After all, if all of your bodyweight is hanging down, supported only by your hands that are tightly gripping the bar, this will certainly have a positive effect on your grip strength over time. Depending on how much you weigh and how long you hang from the bar your hands will get quite a strength-building workout – automatically.
Deadlifts will develop your grip strength as long as you don’t use any straps or hooks to you help hold the bar.
When done correctly, the deadlift works almost every single main muscle in your body. And while your body as a whole is pretty strong and can therefore move serious weights in this exercise, a chain is only as strong as it’s weakest link and this will obviously be your hand strength, or lack thereof. You cannot properly finish a good set of deadlifts if your hands are failing long before the rest of your body is done.

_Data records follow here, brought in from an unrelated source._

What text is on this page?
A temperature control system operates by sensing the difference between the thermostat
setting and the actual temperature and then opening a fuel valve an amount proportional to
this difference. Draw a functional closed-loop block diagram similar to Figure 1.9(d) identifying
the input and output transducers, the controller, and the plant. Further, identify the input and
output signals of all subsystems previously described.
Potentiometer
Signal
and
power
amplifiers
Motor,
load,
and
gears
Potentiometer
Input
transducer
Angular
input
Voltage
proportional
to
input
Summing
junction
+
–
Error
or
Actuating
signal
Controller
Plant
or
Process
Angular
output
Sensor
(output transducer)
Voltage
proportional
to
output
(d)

Some trainees work around this by using hooks and straps but unless you’re attempting maximum-strength low reps it might be a better idea to ditch any support gear and develop your hand strength by adding weight in the deadlift slowly but progressively.

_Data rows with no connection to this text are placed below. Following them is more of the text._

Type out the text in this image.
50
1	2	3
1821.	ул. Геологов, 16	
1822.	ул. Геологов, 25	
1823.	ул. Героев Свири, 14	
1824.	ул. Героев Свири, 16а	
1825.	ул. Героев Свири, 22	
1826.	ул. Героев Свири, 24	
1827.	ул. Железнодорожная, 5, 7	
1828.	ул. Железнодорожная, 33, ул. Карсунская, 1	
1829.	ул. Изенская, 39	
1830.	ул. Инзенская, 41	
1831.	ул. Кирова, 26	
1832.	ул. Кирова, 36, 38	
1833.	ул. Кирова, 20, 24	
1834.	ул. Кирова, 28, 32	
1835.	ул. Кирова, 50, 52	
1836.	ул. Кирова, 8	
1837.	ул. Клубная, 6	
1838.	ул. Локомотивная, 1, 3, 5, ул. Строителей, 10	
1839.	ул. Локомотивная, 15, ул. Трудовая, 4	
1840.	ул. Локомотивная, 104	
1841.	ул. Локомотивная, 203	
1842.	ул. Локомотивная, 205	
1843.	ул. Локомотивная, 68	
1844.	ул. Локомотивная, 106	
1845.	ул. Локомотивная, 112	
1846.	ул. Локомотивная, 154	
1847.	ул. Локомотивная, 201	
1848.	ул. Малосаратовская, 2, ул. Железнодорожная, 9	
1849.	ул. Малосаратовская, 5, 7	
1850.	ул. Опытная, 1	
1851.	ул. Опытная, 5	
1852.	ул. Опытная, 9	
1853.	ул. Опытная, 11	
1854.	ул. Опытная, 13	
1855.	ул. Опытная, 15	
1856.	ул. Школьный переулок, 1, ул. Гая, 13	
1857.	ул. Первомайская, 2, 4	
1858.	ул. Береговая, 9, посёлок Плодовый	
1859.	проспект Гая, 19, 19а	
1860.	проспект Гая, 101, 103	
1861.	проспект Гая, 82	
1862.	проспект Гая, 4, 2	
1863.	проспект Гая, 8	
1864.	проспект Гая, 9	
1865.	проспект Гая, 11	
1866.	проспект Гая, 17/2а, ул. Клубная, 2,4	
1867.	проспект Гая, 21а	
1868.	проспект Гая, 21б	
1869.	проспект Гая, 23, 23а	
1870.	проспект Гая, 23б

The farmer’s walk is a fancy sounding name for a surprinsingly simple if not downright primitive exercise. Simply grab two of the heaviest dumbbells you can find and hold them at the side of your hips with arms fully extended.
Kind of like if you were carrying two buckets of water or milk – hence the name farmer’s walk.
Then simply walk over whatever distance you can carry them. Start with 40 lbs per dumbbell or so and build the weight up quickly – up to whatever number you can safely handle. Seriously heavy weights in this exercises will give your grip one hell of a workout. Farmer’s walks are best done as a finisher exercise after you’re done with your regular workout.
There are special bars with a much thicker diameter. Thick-bar training is a great way to build a stronger grip.
But bars with thicker-than-normal diameter are usually hard to come by. Chances are your gym won’t have them and buying one is neither cheap nor practical and it would be pointless unless you already train in your own home gym. But there is a great and inexpensive solution to this and it’s called Fat Gripz. You can wrap them around the iron bar of any barbell or dumbbell – and even use them when doing pullups.Fat Gripz fit all barbells, dumbbells, chin-up bars and cable attachments, making the bar more than twice as thick – in seconds! They are made of a very strong and durable compound that does not bend or deform, even under heavy loads.
Forget Other Stuff For Now
Then there are other exercises that train your grip more directly. These are usually done with specialized grip training devices like the Ivanko Super Gripper or the Captains of Crush. And you can even do stuff like wrist-roller training or get fancy machines like the Titan’s Telegraph Key. All these are fantastic grip training devices but unless you want to really specialize in this area it may be too much of a stretch to get and use them.
By simply including the above mentioned exercises into your regular workouts and making simple changes to your regular workouts your will already do a lot for your grip strength development. Just keep at it, give it time and you will see your grip strength improve almost magically.